Lange Esstische voller Nudeln und Olivenöl, ältere Menschen, die im Obstgarten oder auf dem Dorfplatz Fußball spielen. Wer kennt dieses Bild mediterraner Gemütlichkeit nicht aus Werbespots? Kein Wunder, dass viele Menschen das Gefühl haben, dass ältere Bewohner von Ländern wie Italien viel weniger einsam sind als ihre niederländischen Altersgenossen. „Wenn ich in Vorlesungen frage, wer das auch denkt, heben 90 Prozent die Hand“, sagt der Soziologe Theo van Tilburg (1956).

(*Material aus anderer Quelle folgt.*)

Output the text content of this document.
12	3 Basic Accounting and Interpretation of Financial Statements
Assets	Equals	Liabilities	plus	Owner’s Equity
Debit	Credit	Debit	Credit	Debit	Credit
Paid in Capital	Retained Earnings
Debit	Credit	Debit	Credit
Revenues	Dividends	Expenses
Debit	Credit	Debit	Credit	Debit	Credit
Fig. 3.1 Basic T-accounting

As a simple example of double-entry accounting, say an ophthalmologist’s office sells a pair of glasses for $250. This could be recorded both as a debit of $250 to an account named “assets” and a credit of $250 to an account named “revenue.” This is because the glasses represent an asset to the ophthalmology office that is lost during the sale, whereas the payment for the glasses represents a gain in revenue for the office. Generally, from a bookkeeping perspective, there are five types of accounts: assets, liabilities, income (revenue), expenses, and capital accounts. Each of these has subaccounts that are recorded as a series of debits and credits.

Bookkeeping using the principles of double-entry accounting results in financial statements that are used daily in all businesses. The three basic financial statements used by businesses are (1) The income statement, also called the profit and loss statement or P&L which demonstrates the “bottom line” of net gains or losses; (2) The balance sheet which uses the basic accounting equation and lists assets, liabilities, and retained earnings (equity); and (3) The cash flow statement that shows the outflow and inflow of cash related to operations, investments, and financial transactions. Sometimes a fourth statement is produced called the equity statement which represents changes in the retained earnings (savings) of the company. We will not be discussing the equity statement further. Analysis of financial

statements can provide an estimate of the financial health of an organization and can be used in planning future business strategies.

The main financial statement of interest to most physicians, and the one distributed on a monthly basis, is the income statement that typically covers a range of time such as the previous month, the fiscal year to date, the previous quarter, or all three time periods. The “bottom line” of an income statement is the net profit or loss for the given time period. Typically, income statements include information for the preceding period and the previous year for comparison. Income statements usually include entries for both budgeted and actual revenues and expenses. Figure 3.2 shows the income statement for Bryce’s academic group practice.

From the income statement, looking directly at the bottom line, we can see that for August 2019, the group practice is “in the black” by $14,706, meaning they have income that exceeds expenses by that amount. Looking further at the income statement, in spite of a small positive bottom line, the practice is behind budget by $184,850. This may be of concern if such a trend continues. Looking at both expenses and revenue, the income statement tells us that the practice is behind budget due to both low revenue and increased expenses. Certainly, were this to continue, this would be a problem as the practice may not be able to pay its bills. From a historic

Das Gegenteil ist der Fall, sah der Amsterdamer Professor in einer seiner Studien. Es stellte sich heraus, dass die älteren italienischen Menschen viel einsamer waren. Van Tilburg war überrascht, seine italienischen Kollegen jedoch nicht. „Es sieht vielleicht gemütlich aus, aber italienische Senioren stehen unter großem sozialen Druck.“ Man muss sicherstellen, dass der Nudelteller fertig ist. Auch das Zusammenziehen mit den Kindern fühlt sich wie eine Verpflichtung an. Die Erwartungen sind himmelhoch. In den Niederlanden ist das viel weniger.“

Tatsächlich seien ältere Menschen hier weniger einsam als früher, schlussfolgerte Van Tilburg vor fünf Jahren in einer E-Mail lernen. Waren 1996 noch 35 Prozent der 68- bis 77-Jährigen einsam, waren es 2016 28 Prozent. Eine weitere kontraintuitive Sache. Die Niederländer sind doch individualistischer geworden, nicht wahr?

Dies sind nur einige Missverständnisse über die Einsamkeit älterer Menschen. Van Tilburg machte das Thema zu seiner Lebensaufgabe. 1978 kam er als Praktikant erstmals damit in Kontakt, 45 Jahre später beendet er damit seine Karriere, nun mit der Emeritierung. All die Jahre arbeitete er an der Freien Universität. Langweilig? „Fast alles um mich herum verändert sich ständig“, schreibt er in seiner Abschiedsrede, von Studierenden bis hin zu Forschungskooperationen.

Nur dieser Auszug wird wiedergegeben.